Emotional Baking

Holiday baking is more extraordinary to me than holiday cooking. I make meals—thematic ones, special ones—whenever I get the urge. But I never make four or five spectacular desserts all at once unless it’s the high holidays or a significant birthday.

My idea is always to dazzle my loved ones with the ultimate selection of celebratory sweets. I mention, days in advance, what I’ll be making. I ask for opinions, I re-assess. My excitement grows in step with the intensity of my prep work. By the day before I have this dazzling current racing in my veins. But it’s a baker’s current, so it’s sensual but precise, detail-oriented, orchestral. Without expecting it, I develop expectations. Of golden-era television family togetherness and Instagrammable elation.
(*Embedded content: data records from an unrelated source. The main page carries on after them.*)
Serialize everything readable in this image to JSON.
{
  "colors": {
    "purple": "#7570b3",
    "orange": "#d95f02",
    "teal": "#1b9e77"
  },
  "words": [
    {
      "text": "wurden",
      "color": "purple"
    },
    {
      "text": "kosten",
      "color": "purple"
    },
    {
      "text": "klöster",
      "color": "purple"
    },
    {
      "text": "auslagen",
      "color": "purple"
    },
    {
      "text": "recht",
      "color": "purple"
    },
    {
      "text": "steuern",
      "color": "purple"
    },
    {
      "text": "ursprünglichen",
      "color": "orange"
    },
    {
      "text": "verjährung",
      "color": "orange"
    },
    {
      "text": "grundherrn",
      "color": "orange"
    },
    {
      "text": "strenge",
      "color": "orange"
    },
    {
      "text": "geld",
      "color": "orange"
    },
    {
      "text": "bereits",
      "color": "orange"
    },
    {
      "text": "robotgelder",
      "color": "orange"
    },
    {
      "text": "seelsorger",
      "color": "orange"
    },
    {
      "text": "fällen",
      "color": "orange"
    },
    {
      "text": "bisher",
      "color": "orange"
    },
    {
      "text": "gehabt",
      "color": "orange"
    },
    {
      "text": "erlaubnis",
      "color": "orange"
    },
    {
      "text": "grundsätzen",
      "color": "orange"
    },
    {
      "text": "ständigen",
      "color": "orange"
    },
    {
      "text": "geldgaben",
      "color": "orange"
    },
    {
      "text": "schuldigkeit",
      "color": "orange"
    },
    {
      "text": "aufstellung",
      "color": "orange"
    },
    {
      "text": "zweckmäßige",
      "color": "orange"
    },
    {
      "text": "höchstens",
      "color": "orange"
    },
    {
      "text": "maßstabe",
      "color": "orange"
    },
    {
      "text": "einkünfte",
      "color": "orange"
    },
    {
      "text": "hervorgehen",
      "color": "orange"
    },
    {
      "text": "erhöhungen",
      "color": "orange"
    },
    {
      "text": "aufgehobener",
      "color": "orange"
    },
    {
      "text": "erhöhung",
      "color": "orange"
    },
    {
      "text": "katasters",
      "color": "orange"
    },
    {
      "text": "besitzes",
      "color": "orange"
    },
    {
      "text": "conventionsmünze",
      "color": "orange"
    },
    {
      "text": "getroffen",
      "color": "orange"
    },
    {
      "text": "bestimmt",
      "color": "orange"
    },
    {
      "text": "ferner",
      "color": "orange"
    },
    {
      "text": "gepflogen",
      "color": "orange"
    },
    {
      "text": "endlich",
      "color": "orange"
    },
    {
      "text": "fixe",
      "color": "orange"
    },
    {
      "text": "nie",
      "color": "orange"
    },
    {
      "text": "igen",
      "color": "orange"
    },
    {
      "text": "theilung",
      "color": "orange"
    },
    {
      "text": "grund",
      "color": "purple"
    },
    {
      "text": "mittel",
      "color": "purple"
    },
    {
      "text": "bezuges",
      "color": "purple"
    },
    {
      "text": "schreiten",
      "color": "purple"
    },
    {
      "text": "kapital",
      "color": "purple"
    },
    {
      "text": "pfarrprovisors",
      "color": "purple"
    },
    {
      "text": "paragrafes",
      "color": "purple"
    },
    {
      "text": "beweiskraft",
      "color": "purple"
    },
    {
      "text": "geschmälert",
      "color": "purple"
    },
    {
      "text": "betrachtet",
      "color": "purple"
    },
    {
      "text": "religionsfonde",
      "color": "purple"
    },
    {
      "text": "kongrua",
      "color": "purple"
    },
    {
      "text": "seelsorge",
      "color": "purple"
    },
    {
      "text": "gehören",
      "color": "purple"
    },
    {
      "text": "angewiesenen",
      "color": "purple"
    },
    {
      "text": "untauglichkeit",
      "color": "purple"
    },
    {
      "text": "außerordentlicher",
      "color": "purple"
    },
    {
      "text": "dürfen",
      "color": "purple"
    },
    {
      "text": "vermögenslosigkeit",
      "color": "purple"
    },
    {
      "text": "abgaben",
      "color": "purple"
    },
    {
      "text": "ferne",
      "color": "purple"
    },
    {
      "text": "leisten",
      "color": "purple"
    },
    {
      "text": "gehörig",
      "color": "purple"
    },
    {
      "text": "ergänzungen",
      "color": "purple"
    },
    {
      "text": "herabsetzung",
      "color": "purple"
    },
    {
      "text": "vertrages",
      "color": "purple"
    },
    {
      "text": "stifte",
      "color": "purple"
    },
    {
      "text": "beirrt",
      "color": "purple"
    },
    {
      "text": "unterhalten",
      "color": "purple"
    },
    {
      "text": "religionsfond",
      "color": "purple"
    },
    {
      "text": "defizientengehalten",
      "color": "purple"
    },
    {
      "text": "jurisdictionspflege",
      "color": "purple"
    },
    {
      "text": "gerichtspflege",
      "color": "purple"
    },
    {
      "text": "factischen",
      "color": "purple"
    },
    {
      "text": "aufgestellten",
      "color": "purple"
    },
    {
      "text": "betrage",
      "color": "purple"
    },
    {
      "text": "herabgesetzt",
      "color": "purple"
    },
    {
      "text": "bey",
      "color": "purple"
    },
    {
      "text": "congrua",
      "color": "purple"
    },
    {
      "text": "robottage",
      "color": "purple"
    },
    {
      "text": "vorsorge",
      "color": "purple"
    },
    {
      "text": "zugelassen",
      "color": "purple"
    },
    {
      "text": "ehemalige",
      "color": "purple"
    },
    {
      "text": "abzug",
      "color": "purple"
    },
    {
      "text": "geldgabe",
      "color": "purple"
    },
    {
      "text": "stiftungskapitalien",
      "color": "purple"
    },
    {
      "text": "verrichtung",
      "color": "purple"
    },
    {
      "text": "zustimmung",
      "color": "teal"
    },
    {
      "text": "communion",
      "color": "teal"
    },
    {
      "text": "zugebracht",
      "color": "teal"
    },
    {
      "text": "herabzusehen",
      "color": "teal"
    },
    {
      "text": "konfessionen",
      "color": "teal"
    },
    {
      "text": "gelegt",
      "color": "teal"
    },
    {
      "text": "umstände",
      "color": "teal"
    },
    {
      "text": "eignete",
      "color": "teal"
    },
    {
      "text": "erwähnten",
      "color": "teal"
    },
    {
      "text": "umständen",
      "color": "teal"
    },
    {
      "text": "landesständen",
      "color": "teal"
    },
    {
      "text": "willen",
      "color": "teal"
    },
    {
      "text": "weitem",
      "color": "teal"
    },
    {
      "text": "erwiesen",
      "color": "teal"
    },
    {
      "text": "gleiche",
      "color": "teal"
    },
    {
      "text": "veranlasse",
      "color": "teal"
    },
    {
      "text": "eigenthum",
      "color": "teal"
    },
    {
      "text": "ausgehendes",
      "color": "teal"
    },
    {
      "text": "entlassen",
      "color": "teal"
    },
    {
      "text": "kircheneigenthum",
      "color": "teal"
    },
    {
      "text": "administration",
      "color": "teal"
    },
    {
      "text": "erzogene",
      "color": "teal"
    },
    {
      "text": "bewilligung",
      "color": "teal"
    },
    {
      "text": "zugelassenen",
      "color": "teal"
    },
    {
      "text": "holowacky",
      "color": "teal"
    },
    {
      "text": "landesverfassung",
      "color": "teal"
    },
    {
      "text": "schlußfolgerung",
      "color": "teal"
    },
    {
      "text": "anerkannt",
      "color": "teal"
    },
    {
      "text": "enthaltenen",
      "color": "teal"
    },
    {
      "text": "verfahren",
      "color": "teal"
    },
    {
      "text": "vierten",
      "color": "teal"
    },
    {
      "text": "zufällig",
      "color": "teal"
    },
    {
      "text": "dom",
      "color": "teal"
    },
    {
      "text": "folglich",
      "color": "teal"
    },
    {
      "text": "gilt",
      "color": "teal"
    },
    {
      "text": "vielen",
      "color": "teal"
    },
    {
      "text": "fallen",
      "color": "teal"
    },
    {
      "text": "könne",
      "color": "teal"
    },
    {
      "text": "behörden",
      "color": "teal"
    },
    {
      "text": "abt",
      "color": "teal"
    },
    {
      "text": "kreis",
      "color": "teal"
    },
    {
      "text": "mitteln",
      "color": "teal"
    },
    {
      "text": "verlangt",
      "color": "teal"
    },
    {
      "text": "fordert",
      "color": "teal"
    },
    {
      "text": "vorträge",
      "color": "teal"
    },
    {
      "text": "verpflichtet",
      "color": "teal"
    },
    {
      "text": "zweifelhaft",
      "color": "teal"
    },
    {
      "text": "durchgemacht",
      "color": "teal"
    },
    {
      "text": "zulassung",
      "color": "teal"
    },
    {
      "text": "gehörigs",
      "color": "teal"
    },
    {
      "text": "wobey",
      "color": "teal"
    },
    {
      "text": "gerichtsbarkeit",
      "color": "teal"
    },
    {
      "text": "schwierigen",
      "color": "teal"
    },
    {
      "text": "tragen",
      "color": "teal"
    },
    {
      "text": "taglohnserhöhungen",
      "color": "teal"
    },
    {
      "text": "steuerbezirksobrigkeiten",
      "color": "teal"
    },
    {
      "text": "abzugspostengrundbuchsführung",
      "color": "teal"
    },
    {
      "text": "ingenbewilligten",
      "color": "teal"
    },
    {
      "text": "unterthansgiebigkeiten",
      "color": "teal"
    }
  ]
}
Sometimes, I wind up disappointed. Unlike my son, with whom I could have stayed home, my extended family doesn’t have room for dessert. Or they don’t care all that much what it tastes like—or what it looks like, or what ingredients and techniques it showcases. And why I chose it? That is a topic marked by urgency only for me. A cranberry flan tart with a shortbread crust that tastes like it contains all of the world’s butter in every bite. A lemon cake with whipped cream, studded with jewels of candied lemon peel. A ricotta pine nut galette, vivid with orange zest, sophisticated with resinous sweetness, and more interesting than any other cheesecake I’ve had. And chocolate sables with fleur de sel, crisp but astonishingly smooth. To the people at the table, this is food. To me, it is magic. And this pursuit of perfection I practice, whose goal is sensory awe? This is something in my lineage that started with me.

My disappointment winds up no match for my pride and wonderment. After all, the gathering and the people I will see are my pretext: the main event is the baking itself, and then the lush mouthfuls of something I came up with and created myself. (Though sometimes it’s Deb’s, David’s, or Shauna’s recipe.) The joy blossoms for good over the days that follow, as Anker and I indulge over breakfasts and snacktimes, displaying attentive delight so concordant you’d think we’re related.

That my desserts are, to me, better than any other ones I have ever eaten, is a simple truth, hard to share with others without getting the kind of look in response that suggests I am coming across as delusional. And yet what else could my baked goods be, if not the best I’ve had? I have strong convictions about how I wish to eat, fine-tuned senses, adequate technique, an ethos of only consuming the best natural foods I can find, and firm adherence to using as few ingredients as possible to get the job done. I make what I want to have made—it’s that simple. If I try something I love from a bakery, or something remarkable made by someone else, I go home and figure out how to make it, too. And then I nudge it my way, so that I like it better. This isn’t arrogance, it’s diligence plus self-knowledge. I can’t understand why more people don’t feel exactly the same way.

I have struggled over the years with the matter of reciprocity, though not in the way it is usually cause for struggle, but in reverse. I like cooking and baking for others, but I am rarely comfortable with others cooking and baking for me. My food journey has included difficult times, with anger at the table and processed food on it throughout my childhood, weight I kept putting on as a teenager, diets I couldn’t keep as a college student, and trouble digesting pretty much everything until I was nearly forty. I have found a way that works and it is intuitive and personal. It allows me great freedom and nearly boundless pleasure, but it sometimes falters when I’m out in the world, playing by others’ rules. In my own kitchen, on the other hand, I am a fish in water, an exile finally home. Sharing the magic that works through me here is one of my life’s highlights.

Back when I was an overweight teen, I used to swallow my feelings. Now I harness them when I bake. If someone had time-traveled back from now to then and showed that former me how I’d turn out one day—and what I’d have my own tender permission to make, eat, and say—they would have made a very scared, very lonely girl feel a lot better. But no one did, so I’m doing it now, one cake, tart, and batch of cookies at a time. Especially over the holidays, which invariably find that former version of me showing up, asking to be soothed.


Pictured at top are the desserts I made several days ago in celebration of Easter 2022. There was a lemon layer cake with whipped cream and candied lemon peel jewels, as well as a ricotta pine nut pie, both from my own recipes. I also made a cranberry version of these excellent flan bars plus a sea-salt spin on these phenomenal chocolate cookies, both inspired by Deb’s fantastic recipes on her acclaimed blog, Smitten Kitchen. The photos are all mine, somewhat hastily shot in daylight on the counter using mostly the Fuji.